Business

South Africa's CPI inflation nudges higher, hinting at challenges beneath the surface

Nicola Mawson|Published

Housing and utilities are the largest contributor to annual inflation in December.

Image: Karen Sandison | Independent Newspapers

South Africa’s annual consumer price inflation edged higher in December 2025, as housing-related costs and food prices continued to exert pressure on household budgets, Statistics South Africa said.

Headline consumer price inflation rose to 3.6% year-on-year in December, up from 3.5% in November, according to the agency’s latest consumer price index (CPI) release. On a month-on-month basis, prices increased by 0.2%.

Housing and utilities remained the largest contributor to annual inflation, while food and non-alcoholic beverages also continued to add upward pressure, the data showed.

Annabel Bishop, Investec’s chief economist, noted that it was unlikely that there would be an interest rate cut next month even though inflation is expected to slow. Investec had predicted 3.5%.

Bishop said inflation is expected to drop back to the 3% inflation target this quarter. Bishop noted fuel made only a small contribution to the monthly outcome.

“The fuel price saw a small 29c/litre lift, making a small 0.07% contribution to the month-on-month CPI outcome. Housing and utilities made a small, not unusual, 0.1% seasonal contribution as well," said Bishop.

Food inflation remained unchanged at 4.4% year-on-year in December. Bishop said global and currency dynamics continued to help contain price pressures.

“Global food prices fell 1.3% month-on-month in December, and the rand strengthened by 2.4% month-on-month against the US dollar, making a substantial contribution to keep food inflation contained,” she said.

Dr Elna Moolman, head of South Africa macroeconomic research at Standard Bank Group, said inflation remained “quite benign” at the end of last year.

“Consumer inflation remained quite benign at the end of last year, at 3.6% year-on-year in December from 3.5% in November,” Moolman said.

“For consumers, the data implies ongoing relief from benign food inflation at 4.4% year-on-year. We expect food inflation to remain quite benign this year, underpinned by both favourable global and domestic dynamics.”

However, she said there were emerging risks in some categories.

“That said, we are monitoring the impact of regional floods quite closely, as this could affect certain crops,” Moolman said.

Moolman added that while fuel continued to provide relief, rental inflation was becoming more noticeable.

“Consumers also continue enjoying relief from fuel prices, which increased only 1.6% year-on-year. However, this is the second consecutive quarterly survey in which rental inflation increased quite noticeably,” Moolman said.

Johann Els, chief economist at PSG Financial Services, said ahead of the release of the data that the inflation outcome was expected to remain within the Reserve Bank’s target range.

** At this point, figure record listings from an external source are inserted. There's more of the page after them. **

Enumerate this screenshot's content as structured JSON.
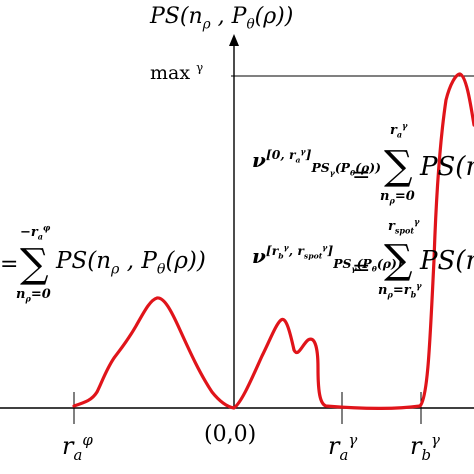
{
  "axis": {
    "y_title_html": "PS(n<sub>ρ</sub> , P<sub>θ</sub>(ρ))",
    "max_label_html": "max <sup>γ</sup>",
    "origin_label": "(0,0)"
  },
  "ticks": {
    "r_a_phi_html": "r<sub>a</sub><sup>φ</sup>",
    "r_a_gamma_html": "r<sub>a</sub><sup>γ</sup>",
    "r_b_gamma_html": "r<sub>b</sub><sup>γ</sup>"
  },
  "formulas": {
    "nu1_html": "ν<sup>[0, r<sub>a</sub><sup>γ</sup>]</sup><sub>PS<sub>γ</sub>(P<sub>θ</sub>(ρ))</sub>",
    "nu1_rhs_html": " = ",
    "nu1_upper_html": "r<sub>a</sub><sup>γ</sup>",
    "nu1_lower_html": "n<sub>ρ</sub>=0",
    "nu1_tail_html": "PS(n",
    "nu2_html": "ν<sup>[r<sub>b</sub><sup>γ</sup>, r<sub>spot</sub><sup>γ</sup>]</sup><sub>PS<sub>γ</sub>(P<sub>θ</sub>(ρ))</sub>",
    "nu2_rhs_html": " = ",
    "nu2_upper_html": "r<sub>spot</sub><sup>γ</sup>",
    "nu2_lower_html": "n<sub>ρ</sub>=r<sub>b</sub><sup>γ</sup>",
    "nu2_tail_html": "PS(n",
    "left_eq_html": "=",
    "left_upper_html": "−r<sub>a</sub><sup>φ</sup>",
    "left_lower_html": "n<sub>ρ</sub>=0",
    "left_tail_html": "PS(n<sub>ρ</sub> , P<sub>θ</sub>(ρ))",
    "sigma": "∑"
  },
  "colors": {
    "curve": "#e0141a",
    "axis": "#000000"
  }
}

Els anticipated the December print coming in at 3.7% off the back of “moderate” food inflation.

Els said rental inflation remained a key area to watch. “They spiked a bit in the previous quarterly survey in September, and they probably go a little bit higher on a year-on-year basis still, so that is a bit of an unknown,” he said.

Despite this, he said broader inflation pressures remained subdued.

“I expect consumer goods inflation to remain moderate,” Els said. “I don’t think there’s anything serious apart from that”.

The agency’s next CPI release is scheduled for February 2026.